Biological structures are stabilized by a variety of noncovalent interactions, such as hydrogen bonds, π –stacking, salt bridges or hydrophobic interactions. Besides hydrogen bonds and π– stacking, cation–π interactions between aromatic rings and positively charged groups have emerged as one of the most important interactions in structural biology. Although the role and energetic characteristics of these interactions is well established, a special case involving three molecular species, termed cation–π–cation interaction, is still poorly understood. In this contribution, we aim at advancing in the understanding of cation–π–cation interactions and their role in the structure and stability of biosystems via two complementary approaches. The first one consists of a statistical study of the occurrence, composition and geometry of cation–π– cation interactions identified on a non-redundant set of protein structures from the PDB (Protein Data Bank), which demonstrates that cation–π–cation interactions are indeed common in proteins.
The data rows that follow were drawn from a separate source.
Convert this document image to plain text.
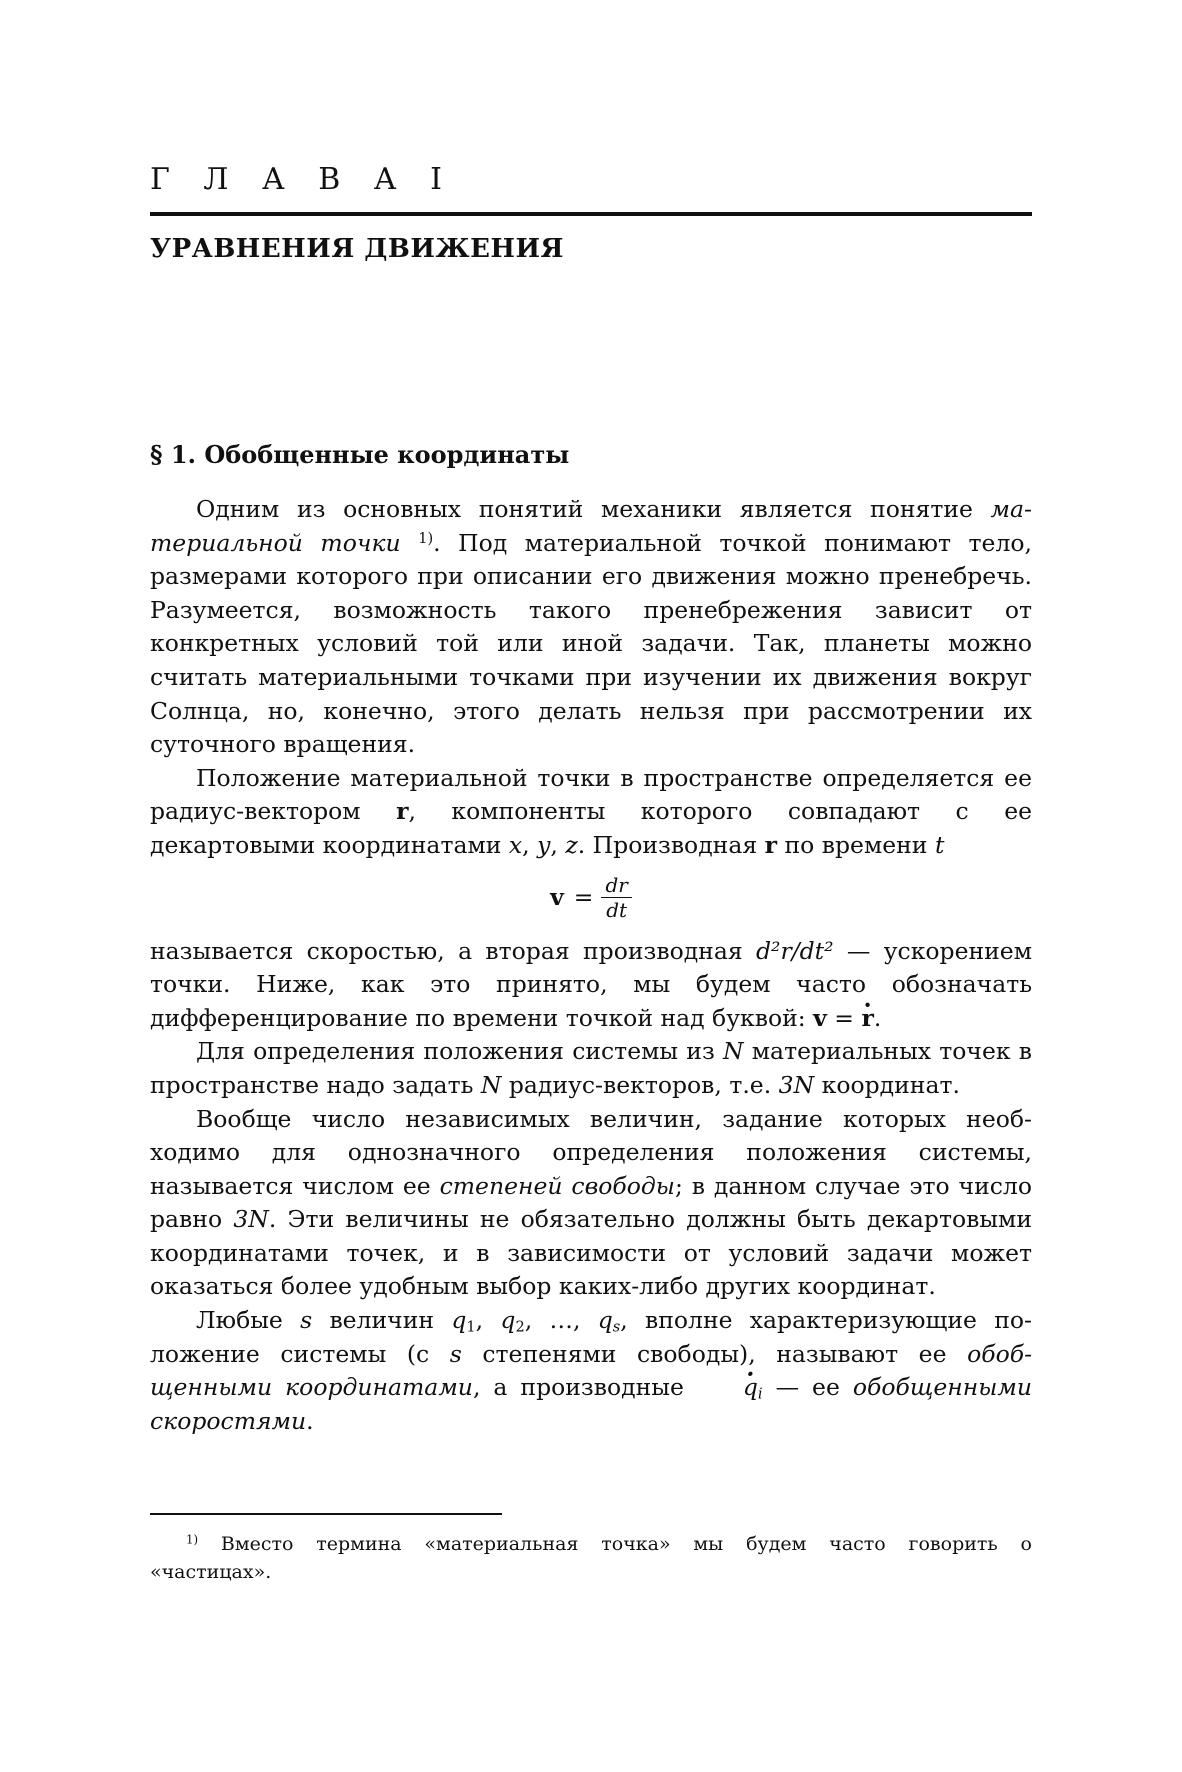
Г Л А В А I
УРАВНЕНИЯ ДВИЖЕНИЯ
§ 1. Обобщенные координаты

Одним из основных понятий механики является понятие материальной точки $^{1)}$. Под материальной точкой понимают тело, размерами которого при описании его движения можно пренебречь. Разумеется, возможность такого пренебрежения зависит от конкретных условий той или иной задачи. Так, планеты можно считать материальными точками при изучении их движения вокруг Солнца, но, конечно, этого делать нельзя при рассмотрении их суточного вращения.

Положение материальной точки в пространстве определяется ее радиус-вектором r, компоненты которого совпадают с ее декартовыми координатами x, y, z. Производная r по времени t

$v = \frac{dr}{dt}$

называется скоростью, а вторая производная d²r/dt² — ускорением точки. Ниже, как это принято, мы будем часто обозначать дифференцирование по времени точкой над буквой: v = r ·.

Для определения положения системы из N материальных точек в пространстве надо задать N радиус-векторов, т.е. 3N координат.

Вообще число независимых величин, задание которых необходимо для однозначного определения положения системы, называется числом ее степеней свободы; в данном случае это число равно 3N. Эти величины не обязательно должны быть декартовыми координатами точек, и в зависимости от условий задачи может оказаться более удобным выбор каких-либо других координат.

Любые s величин $q_1$, $q_2$, …, $q_s$, вполне характеризующие положение системы (с s степенями свободы), называют ее обобщенными координатами, а производные $q \cdot_i$ — ее обобщенными скоростями.

$^{1)}$ Вместо термина «материальная точка» мы будем часто говорить о «частицах».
We also analyze the degree of conservation of the interactions by inspection of similar sequences obtained through the sequence alignment tool BLAST. The second part of the study consists of an energetic analysis of the most relevant interactions at the SCSMP2/CBS level of theory, as well as an energy decomposition analysis for representative cases performed at the SAPT2 level. Besides the well-known deficiency of standard additive force fields to describe the relevant polarization contribution to cation–π interactions, our results indicate that non-additive three-body contributions are significant in this case, implying that cation–π– cation interactions constitute an even more challenging case expected to be dramatically misrepresented by standard additive force fields. In vacuum, the interactions identified are strongly repulsive. Further work is being carried out in order to understand the strength of cation–π–cation interactions in a protein environment, where the cation–cation repulsion will be strongly screened.